Bir yazımda geçenlerde, üç durum analizi yapmadan hiçbir işe, hiçbir projeye, hiçbir yatırıma girişilemez diye yazmıştım.

Bunlar fiilî durum analizi, kötümser durum analizi ve iyimser durum analizi idi.

Fiilî durum ile ilgili olarak tayin edilmiş gazeteciler, ortalama siyasetçiler, televizyon medyameni akademisyenler uluorta konuşup duruyorlar. Kendileri açısından doğruları ifade ettiklerini sanıyorlar. Daha doğrusu taraf olduklarının hoşuna gitsin diye, sipariş üzerinden ahkâm kesmeye gayret ediyorlar. Elbette fiilî durum, yani mevcut üzerinden üç aşağı beş yukarı değerlendirmelerin boşa gitmesi mümkün değildir.

Zira ortalama kamuoyu idraki de zaten o minval üzewre işler.

Yani böylesi değerlendirmeleri herkes yerinde bulabilir, kimi tasdik eder, kimi itiraz eder ama yine üç aşağı beş yukarı tasdik ve tenkit müessesesi çalışır.

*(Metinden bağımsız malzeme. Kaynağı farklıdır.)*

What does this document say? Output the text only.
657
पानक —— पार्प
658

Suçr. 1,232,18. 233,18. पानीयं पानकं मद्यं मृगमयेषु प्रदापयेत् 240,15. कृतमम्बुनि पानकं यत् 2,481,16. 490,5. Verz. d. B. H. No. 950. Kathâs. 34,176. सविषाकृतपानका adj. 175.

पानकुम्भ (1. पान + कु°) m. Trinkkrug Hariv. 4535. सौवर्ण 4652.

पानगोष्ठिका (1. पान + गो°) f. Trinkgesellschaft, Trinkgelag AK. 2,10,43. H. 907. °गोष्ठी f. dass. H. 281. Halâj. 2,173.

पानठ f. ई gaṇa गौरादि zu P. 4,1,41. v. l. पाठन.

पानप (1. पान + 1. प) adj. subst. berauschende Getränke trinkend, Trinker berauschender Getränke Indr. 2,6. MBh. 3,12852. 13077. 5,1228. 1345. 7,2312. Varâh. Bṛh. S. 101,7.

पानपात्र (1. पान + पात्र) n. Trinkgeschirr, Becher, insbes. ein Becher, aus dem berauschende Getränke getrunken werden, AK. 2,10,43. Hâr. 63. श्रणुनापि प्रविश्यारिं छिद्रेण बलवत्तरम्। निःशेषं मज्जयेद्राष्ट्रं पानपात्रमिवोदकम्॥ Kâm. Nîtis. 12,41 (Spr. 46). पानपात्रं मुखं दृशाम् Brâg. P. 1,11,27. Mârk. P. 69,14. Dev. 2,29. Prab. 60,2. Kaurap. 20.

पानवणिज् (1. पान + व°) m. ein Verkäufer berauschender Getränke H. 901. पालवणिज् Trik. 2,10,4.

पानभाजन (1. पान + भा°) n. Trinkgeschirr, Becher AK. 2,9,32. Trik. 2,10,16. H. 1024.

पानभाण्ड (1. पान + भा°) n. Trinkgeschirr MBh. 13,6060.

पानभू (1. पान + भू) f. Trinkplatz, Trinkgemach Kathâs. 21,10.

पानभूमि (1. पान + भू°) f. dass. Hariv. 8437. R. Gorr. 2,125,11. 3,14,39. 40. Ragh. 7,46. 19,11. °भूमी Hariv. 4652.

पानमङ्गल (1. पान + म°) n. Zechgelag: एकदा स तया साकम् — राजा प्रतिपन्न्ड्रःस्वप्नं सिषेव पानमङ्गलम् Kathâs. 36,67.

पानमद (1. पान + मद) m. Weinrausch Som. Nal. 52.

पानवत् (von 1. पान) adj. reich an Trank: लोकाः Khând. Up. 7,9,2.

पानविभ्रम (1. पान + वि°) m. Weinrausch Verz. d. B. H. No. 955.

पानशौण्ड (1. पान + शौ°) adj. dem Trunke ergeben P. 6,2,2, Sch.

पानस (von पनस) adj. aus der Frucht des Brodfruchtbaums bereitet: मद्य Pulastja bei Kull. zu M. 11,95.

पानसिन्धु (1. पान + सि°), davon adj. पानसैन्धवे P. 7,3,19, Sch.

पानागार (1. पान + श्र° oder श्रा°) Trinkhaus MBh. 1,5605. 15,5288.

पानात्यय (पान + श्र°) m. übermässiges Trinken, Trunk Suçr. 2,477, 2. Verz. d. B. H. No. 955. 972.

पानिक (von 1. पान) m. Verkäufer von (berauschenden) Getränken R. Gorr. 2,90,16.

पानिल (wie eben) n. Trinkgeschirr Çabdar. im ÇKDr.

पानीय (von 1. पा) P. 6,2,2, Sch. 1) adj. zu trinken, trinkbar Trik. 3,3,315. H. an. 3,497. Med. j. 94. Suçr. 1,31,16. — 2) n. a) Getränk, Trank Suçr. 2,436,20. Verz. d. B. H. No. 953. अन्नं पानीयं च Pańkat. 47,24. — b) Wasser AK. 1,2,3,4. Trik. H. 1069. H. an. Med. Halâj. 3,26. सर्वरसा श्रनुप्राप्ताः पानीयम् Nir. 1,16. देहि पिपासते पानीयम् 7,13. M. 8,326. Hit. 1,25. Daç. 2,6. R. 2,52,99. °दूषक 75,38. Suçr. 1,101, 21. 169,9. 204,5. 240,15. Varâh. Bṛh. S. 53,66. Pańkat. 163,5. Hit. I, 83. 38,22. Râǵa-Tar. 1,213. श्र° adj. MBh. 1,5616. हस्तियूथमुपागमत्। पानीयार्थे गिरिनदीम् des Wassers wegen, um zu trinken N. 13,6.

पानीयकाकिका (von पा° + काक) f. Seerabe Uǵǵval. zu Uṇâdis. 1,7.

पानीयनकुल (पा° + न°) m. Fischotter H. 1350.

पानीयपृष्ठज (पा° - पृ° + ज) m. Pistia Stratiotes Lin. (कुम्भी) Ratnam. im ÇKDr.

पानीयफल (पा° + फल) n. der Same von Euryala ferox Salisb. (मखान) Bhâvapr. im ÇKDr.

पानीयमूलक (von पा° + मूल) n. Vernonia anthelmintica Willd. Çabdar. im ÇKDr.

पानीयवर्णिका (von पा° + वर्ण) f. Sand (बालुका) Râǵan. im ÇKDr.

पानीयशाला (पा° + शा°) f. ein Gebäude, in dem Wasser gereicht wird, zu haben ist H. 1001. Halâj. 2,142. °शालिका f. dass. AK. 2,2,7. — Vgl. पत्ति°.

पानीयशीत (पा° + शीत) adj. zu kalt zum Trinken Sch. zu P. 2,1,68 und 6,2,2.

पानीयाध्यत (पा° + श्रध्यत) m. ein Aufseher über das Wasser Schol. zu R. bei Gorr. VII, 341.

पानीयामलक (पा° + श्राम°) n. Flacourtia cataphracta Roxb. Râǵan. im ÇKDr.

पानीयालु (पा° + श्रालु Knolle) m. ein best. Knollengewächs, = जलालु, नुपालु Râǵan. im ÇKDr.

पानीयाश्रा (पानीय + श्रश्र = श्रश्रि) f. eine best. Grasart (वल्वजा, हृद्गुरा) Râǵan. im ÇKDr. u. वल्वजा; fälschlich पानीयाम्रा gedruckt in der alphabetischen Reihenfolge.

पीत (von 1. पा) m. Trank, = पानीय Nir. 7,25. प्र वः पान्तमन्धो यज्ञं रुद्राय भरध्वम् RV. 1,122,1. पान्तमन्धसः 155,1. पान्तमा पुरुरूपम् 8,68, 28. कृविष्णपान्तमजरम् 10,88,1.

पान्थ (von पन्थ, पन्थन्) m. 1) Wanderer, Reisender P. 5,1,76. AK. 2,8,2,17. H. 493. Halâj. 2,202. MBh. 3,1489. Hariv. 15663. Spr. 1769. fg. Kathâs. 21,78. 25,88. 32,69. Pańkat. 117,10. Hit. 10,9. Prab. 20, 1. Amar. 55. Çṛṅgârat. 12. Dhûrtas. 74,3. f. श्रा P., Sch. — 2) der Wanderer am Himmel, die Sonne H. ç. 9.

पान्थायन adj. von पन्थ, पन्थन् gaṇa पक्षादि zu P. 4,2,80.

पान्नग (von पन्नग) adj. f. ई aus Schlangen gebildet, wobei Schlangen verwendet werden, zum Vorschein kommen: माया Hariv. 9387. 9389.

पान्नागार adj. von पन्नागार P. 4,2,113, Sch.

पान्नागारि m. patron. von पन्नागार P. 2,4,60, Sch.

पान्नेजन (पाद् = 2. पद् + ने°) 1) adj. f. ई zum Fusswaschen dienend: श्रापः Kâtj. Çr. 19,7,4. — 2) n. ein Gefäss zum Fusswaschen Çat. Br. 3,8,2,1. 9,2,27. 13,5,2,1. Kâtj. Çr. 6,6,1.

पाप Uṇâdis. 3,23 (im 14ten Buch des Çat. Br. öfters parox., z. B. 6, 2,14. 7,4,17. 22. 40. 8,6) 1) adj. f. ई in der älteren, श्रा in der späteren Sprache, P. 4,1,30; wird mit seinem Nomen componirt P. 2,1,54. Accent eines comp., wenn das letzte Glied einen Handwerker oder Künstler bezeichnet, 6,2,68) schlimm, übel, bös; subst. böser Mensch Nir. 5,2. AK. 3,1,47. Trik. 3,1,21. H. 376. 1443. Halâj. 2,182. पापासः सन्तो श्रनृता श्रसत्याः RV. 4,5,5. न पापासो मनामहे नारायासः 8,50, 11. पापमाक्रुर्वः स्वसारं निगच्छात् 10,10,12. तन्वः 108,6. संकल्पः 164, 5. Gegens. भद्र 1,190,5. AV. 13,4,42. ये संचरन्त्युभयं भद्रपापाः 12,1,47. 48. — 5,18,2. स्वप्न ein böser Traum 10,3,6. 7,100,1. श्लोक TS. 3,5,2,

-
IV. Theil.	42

Böylece ele alınan mevzular, meseleler irdelenmiş farz edilir.

Oysa meselenin, mevzunun daha işlenmedik çok veçhesi bulunabilir.

Bazılarının kafa konforunu rahatsız etse de durumlar hiç de tekdüze değildir.

Ve hiçbirimiz kader örücü değiliz.

Yani bir anlamda şeytanın da gör dediğini görmek yani kötümser durum analizleri yapmak gereklidir.

Eğer kötümser durum analizleri yapılmaz ve buna göre başımıza bela olabilecek bin bir gaile, bin bir senaryo ve bunlara karşı yapılması gerekenler, alınması gerekli tedbirler teati edilmezse; bunlar arasında daha en basiti vücut bulduğunda, vaki olduğunda apışıp kalır ve şaşkınlıktan, telaştan, korkudan, vehimden ne yapacağımızı bilemez hale geliriz.

Elimiz ayağımız dolaşır…

“Vay bunlar da mı gelecekti başımıza?” diye hayıflanırız.

O durumlarda da telaşla kurtarıcı diye gözüken her şeye, her insana, her devlete, her melanete, her güce sarılırız… 

İşte asıl büyük bunalım da ondan sonra başlar.

Yıkımlar bu yanlış ve telaşlı işlerin ardından sökün eder.

Kimse kimseyi dinlemez olur. Ülke kelalinin bağına döner. Herkes kim vurduya gider. At izi it izine karışır. Kimin eli kimin cebinde belli olmaz. Körler sağırlar birbirini ağırlar. Kurt böyle puslu havaları sever. Sürüyü idare edemez olur çoban…

Fabrika kuruluş yeri seçerken, doktora tezi hazırlarken, bir projeyi gerçekleştirirken, bir plan ve program taslağı ortaya koyarken, bir yola çıkarken, bir savaşa girişirken, bir ülke yönetirken vesaire bu üç durum analizi mutlaka yapılmalı…

Yetmez…

Bunlara bağlı en az üç çarpı üç senaryo hazırlanmalı…

Sonra bütün bu dokuz alternatifin geri beslemesi ile imkân ve kabiliyetleri deruhte edilmeli…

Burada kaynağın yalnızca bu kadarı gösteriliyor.